Thanks @tom , I guess I am just always confused with how the dimension are proceeded and I should reread some of the literature.
Edit:
Here is an experiment showing the equality:
import torch
from torch import nn
class LSTM(nn.Module):
def __init__(self, input_dim, hidden_dim, batch_size, num_layers=1):
super(LSTM, self).__init__()
self.input_dim = input_dim
self.hidden_dim = hidden_dim
self.batch_size = batch_size
self.num_layers = num_layers
# Define the LSTM layer
self.lstm = nn.LSTM(self.input_dim, self.hidden_dim, self.num_layers)
def init_hidden(self):
# This is what we'll initialise our hidden state as
return (torch.zeros(self.num_layers, self.batch_size, self.hidden_dim),
torch.zeros(self.num_layers, self.batch_size, self.hidden_dim))
def forward(self, input):
# Forward pass through LSTM layer
# shape of lstm_out: [input_size, batch_size, hidden_dim]
# shape of self.hidden: (a, b), where a and b both
# have shape (num_layers, batch_size, hidden_dim).
hidden = self.init_hidden()
lstm_out, hidden_m1 = self.lstm(input,hidden)

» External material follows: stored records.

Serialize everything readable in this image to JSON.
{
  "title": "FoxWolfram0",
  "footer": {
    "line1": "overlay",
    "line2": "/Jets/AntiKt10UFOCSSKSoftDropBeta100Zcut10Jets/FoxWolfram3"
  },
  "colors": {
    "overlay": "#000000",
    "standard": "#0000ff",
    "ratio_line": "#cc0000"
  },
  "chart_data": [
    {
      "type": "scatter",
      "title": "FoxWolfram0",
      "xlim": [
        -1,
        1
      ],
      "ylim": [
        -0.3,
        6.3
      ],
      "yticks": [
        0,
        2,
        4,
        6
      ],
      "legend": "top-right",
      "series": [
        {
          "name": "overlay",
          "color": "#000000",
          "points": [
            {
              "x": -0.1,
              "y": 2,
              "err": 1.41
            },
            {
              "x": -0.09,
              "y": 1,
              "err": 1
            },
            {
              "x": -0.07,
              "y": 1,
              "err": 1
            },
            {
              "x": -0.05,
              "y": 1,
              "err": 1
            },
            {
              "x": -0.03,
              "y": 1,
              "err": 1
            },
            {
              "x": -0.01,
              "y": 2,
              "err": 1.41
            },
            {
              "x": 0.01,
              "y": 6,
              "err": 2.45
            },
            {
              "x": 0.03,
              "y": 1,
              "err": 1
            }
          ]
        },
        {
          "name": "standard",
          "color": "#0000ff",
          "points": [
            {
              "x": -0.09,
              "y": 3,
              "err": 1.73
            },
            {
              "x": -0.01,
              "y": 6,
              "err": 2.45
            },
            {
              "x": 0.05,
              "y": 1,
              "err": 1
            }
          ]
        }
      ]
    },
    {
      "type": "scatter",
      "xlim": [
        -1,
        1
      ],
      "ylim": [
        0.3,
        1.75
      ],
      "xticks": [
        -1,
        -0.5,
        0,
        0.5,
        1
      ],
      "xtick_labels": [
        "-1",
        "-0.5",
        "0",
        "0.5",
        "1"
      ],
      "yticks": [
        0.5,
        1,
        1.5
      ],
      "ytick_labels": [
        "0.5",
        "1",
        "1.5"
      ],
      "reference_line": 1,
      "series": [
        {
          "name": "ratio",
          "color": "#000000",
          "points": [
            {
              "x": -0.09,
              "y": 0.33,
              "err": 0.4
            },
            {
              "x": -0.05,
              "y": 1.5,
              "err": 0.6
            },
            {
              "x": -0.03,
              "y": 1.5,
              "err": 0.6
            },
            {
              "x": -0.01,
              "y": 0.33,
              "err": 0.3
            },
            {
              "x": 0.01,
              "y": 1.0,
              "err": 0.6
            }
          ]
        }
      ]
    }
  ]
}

self.method_1=lstm_out[-1]
self.mm_h = hidden_m1[0].squeeze()
for t_j in range(len(input)):
input_a=input[t_j,:].view(1,self.batch_size,-1)
output_b, hidden = self.lstm(input_a, hidden)
self.method_2 = output_b.squeeze()
self.mm2_h=hidden[0].squeeze()
input_size = 10
hidden_dim = 4
batch_size = 5
num_layers = 1
seq_len = 6
model = LSTM(input_size, hidden_dim, batch_size=batch_size, num_layers=num_layers)
model.eval()
X=torch.randn(seq_len,batch_size,input_size)
model(X)
torch.equal(model.method_1,model.method_2)
torch.equal(model.mm_h,model.mm2_h)
torch.equal(model.method_1,model.mm_h)
you could make it a joint input and only have one LSTM
I am unsure how I would be doing that because in the paper the state dictionary are the same and if I join the input they are going to change since they will learn from the first sentence.
so in the current implementation you have something like that in pseudo code:
...
def forward(sentence_1, sentence_2):
....
state_dict = self.lstm.state_dict()
out_1, h_1, c_1 = self.lstm(sentence_1,h,c)
#reload the initial dict so the hidden weight are not influenced by sentence_1
self.lstm.load_state_dict(state_dict)
out_2, h_2, c_2 = self.lstm(sentence_2,h,c)
....
Am I missing anything?
Edit: actually since I am not calling the backward this thing seems useless! I guess I can just join them on the feature dimension (seq x batch x feature*2) and then just split the output into two. This might be a bit trickier when I unpack it as you mentioned.
PS: I agree with your remark of doing some transformation such as concatenating… For this I just wanted to have something as close to the paper as possible.